Figure 7.

Smad3 and Smad4 together bind to the PE2.1 element of the PAI-1 promoter. (A) Bosc23 cells were transfected as described in Materials and Methods; cells in each dish were transfected with 2 μg of plasmid encoding Flag-N-Smad3 or Smad4 (pEXL–Smad4), and 1 μg of plasmid encoding TβRI-KR (pCMV5–TβRI–KR) or TβRI-T204D (pCMV5-TβRI-T204D) as indicated. The total amount of DNA for each dish was adjusted to 5 μg with pEXL–GFP. The gel-shift assay at top was carried out with the ³²P-labeled probe and 1 μl of cell lysate as described in Materials and Methods, and exposed to a Fuji PhosphorImager plate. The minor lower band in lane 12 at top probably represents Smad3 and Smad4 protein binding to only one of the two tandem repeats of the PE2.1 element. (Middle, bottom) Immunoblots with 5 μl (150 μg of proteins) of cell lysates in each lane that were blotted with an anti-Flag M2 antibody, recognizing the Flag epitope-tagged Smad3, and with an anti-Smad4 antibody, respectively, as described in Materials and Methods.
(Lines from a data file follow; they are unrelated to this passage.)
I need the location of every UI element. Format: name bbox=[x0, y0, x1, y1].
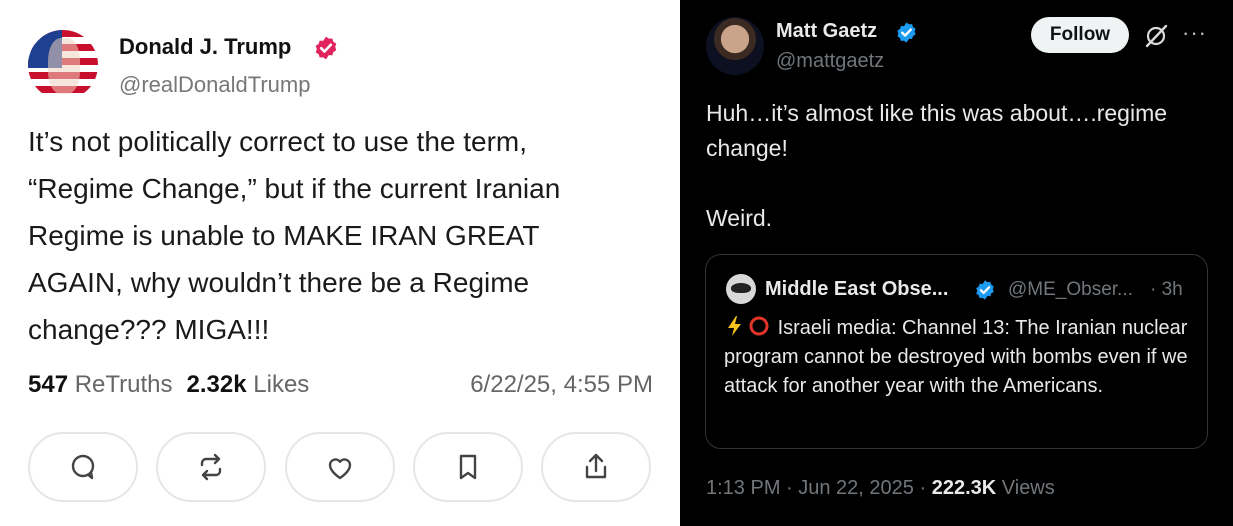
grok-icon[interactable] bbox=[1142, 22, 1170, 50]
quote-avatar[interactable] bbox=[726, 274, 756, 304]
author-handle[interactable]: @mattgaetz bbox=[776, 50, 884, 73]
like-button[interactable] bbox=[285, 432, 395, 502]
quote-body: Israeli media: Channel 13: The Iranian n… bbox=[724, 314, 1189, 401]
quote-text: Israeli media: Channel 13: The Iranian n… bbox=[724, 317, 1188, 397]
follow-button[interactable]: Follow bbox=[1031, 17, 1129, 53]
retruths-count: 547 bbox=[28, 371, 69, 398]
retruth-button[interactable] bbox=[156, 432, 266, 502]
post-body: It’s not politically correct to use the … bbox=[28, 126, 561, 345]
retruths-label: ReTruths bbox=[74, 371, 173, 398]
lightning-icon bbox=[728, 316, 741, 336]
post-meta: 1:13 PM · Jun 22, 2025 · 222.3K Views bbox=[706, 477, 1055, 500]
retruths-stat[interactable]: 547 ReTruths bbox=[28, 371, 173, 398]
author-handle[interactable]: @realDonaldTrump bbox=[119, 72, 310, 98]
reply-button[interactable] bbox=[28, 432, 138, 502]
share-icon bbox=[585, 453, 607, 479]
likes-count: 2.32k bbox=[186, 371, 247, 398]
author-name[interactable]: Donald J. Trump bbox=[119, 34, 291, 60]
verified-badge-icon bbox=[897, 22, 916, 43]
post-time[interactable]: 1:13 PM · Jun 22, 2025 · bbox=[706, 477, 926, 499]
views-count: 222.3K bbox=[931, 477, 997, 499]
post-stats: 547 ReTruths 2.32k Likes 6/22/25, 4:55 PM bbox=[28, 371, 653, 399]
quoted-post[interactable]: Middle East Obse... @ME_Obser... · 3h Is… bbox=[705, 254, 1208, 449]
post-timestamp[interactable]: 6/22/25, 4:55 PM bbox=[470, 371, 653, 399]
post-body: Huh…it’s almost like this was about….reg… bbox=[706, 100, 1168, 231]
verified-badge-icon bbox=[976, 280, 994, 300]
red-circle-icon bbox=[749, 316, 769, 336]
verified-badge-icon bbox=[315, 36, 337, 60]
quote-author-name: Middle East Obse... bbox=[765, 278, 949, 300]
likes-label: Likes bbox=[253, 371, 310, 398]
reply-icon bbox=[71, 454, 95, 480]
truth-social-post: Donald J. Trump @realDonaldTrump It’s no… bbox=[0, 0, 680, 526]
avatar[interactable] bbox=[28, 30, 98, 100]
bookmark-button[interactable] bbox=[413, 432, 523, 502]
quote-handle: @ME_Obser... bbox=[1008, 279, 1133, 300]
more-options-icon[interactable]: ··· bbox=[1182, 20, 1207, 46]
retruth-icon bbox=[200, 453, 222, 481]
bookmark-icon bbox=[459, 454, 477, 480]
share-button[interactable] bbox=[541, 432, 651, 502]
avatar[interactable] bbox=[706, 17, 764, 75]
x-post: Matt Gaetz @mattgaetz Follow ··· Huh…it’… bbox=[680, 0, 1233, 526]
like-icon bbox=[328, 458, 352, 480]
views-label: Views bbox=[1001, 477, 1055, 499]
author-name[interactable]: Matt Gaetz bbox=[776, 20, 877, 43]
quote-time: · 3h bbox=[1150, 279, 1183, 300]
likes-stat[interactable]: 2.32k Likes bbox=[187, 371, 310, 398]
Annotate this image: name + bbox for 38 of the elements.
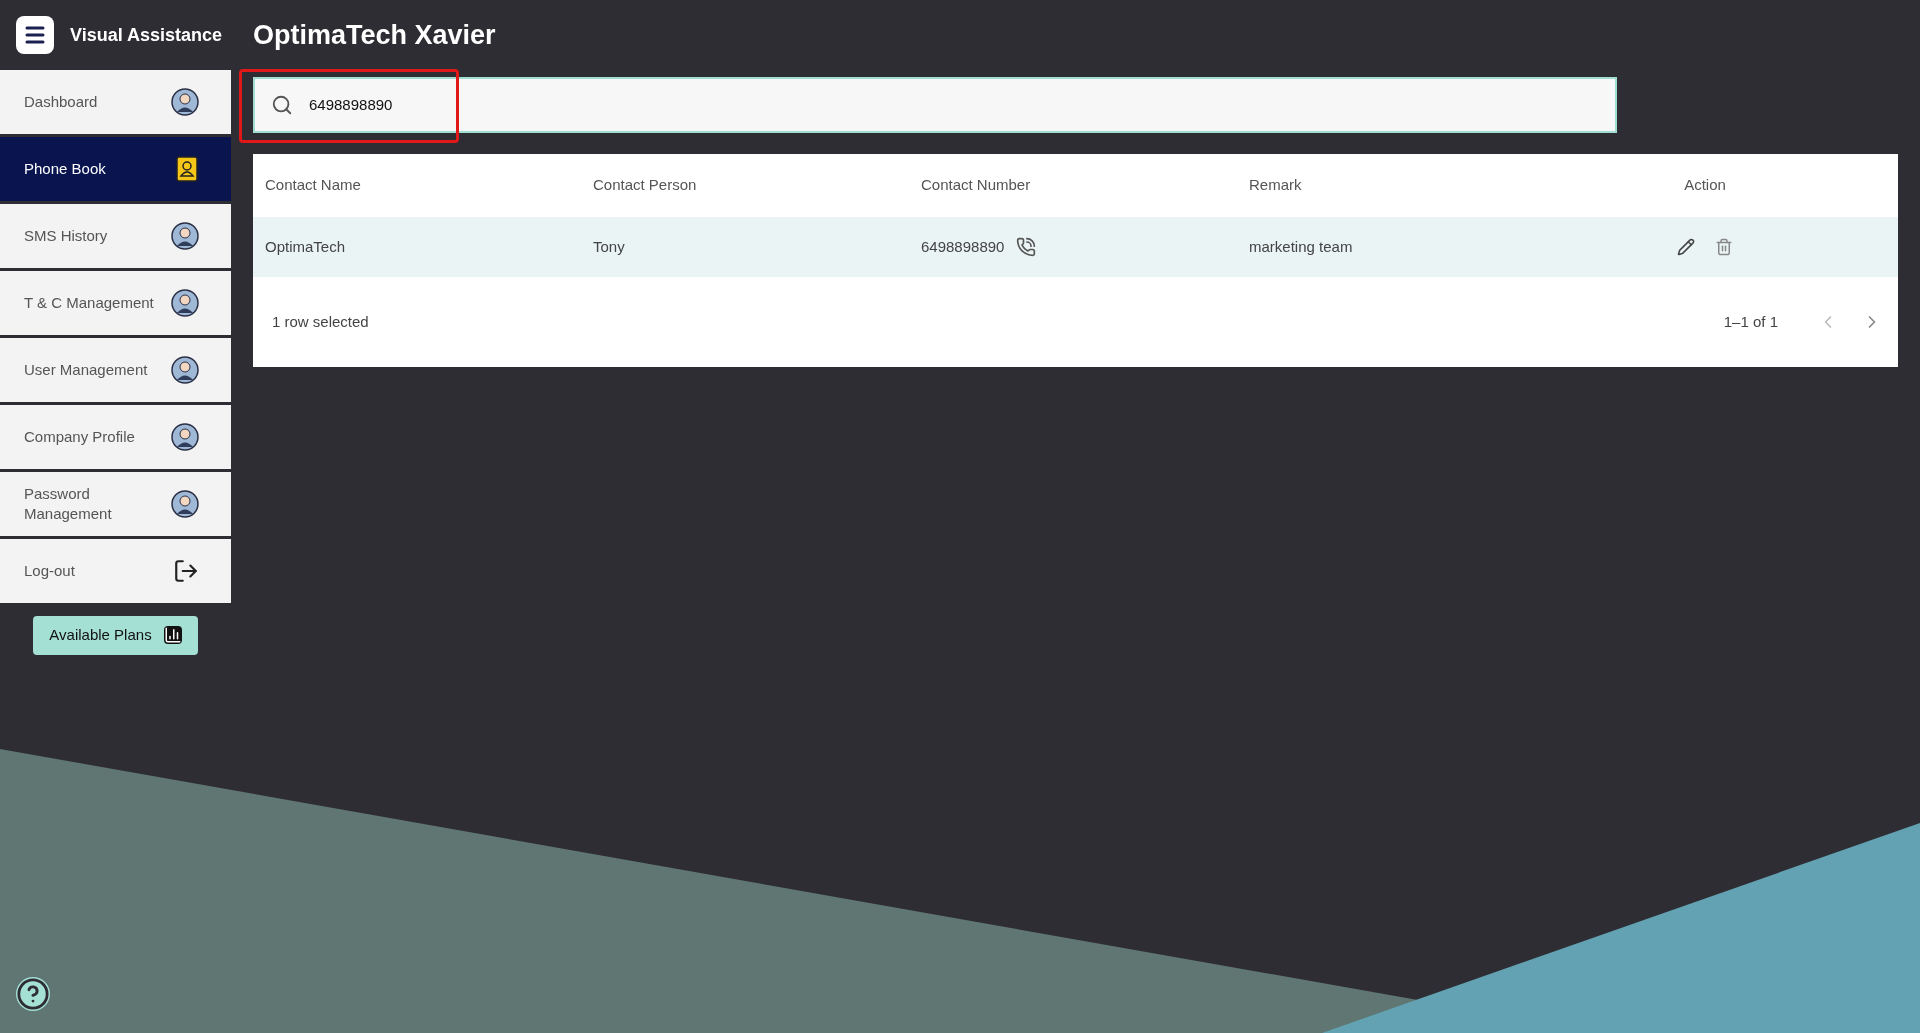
sidebar-item[interactable]: Dashboard	[0, 70, 231, 134]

As indicated, the levels of expression of Smad4 were the same in all cases (lanes 3,4,7,8,11,12) as were those of the Flag-tagged Smad3 (lanes 2,4,6,8,10,12). (B) Cell lysates containing both Smad4 and the Flag-tagged Smad3 were incubated with ³²P-labeled PE2.1 DNA, followed by addition of 1 μl of an irrelevant control antibody or preimmune serum (lanes 2,4) or the anti-Flag antibody (anti-Smad3) (lane 3) and the anti-Smad4 antibody (lane 5), followed by gel electrophoresis as described in Materials and Methods.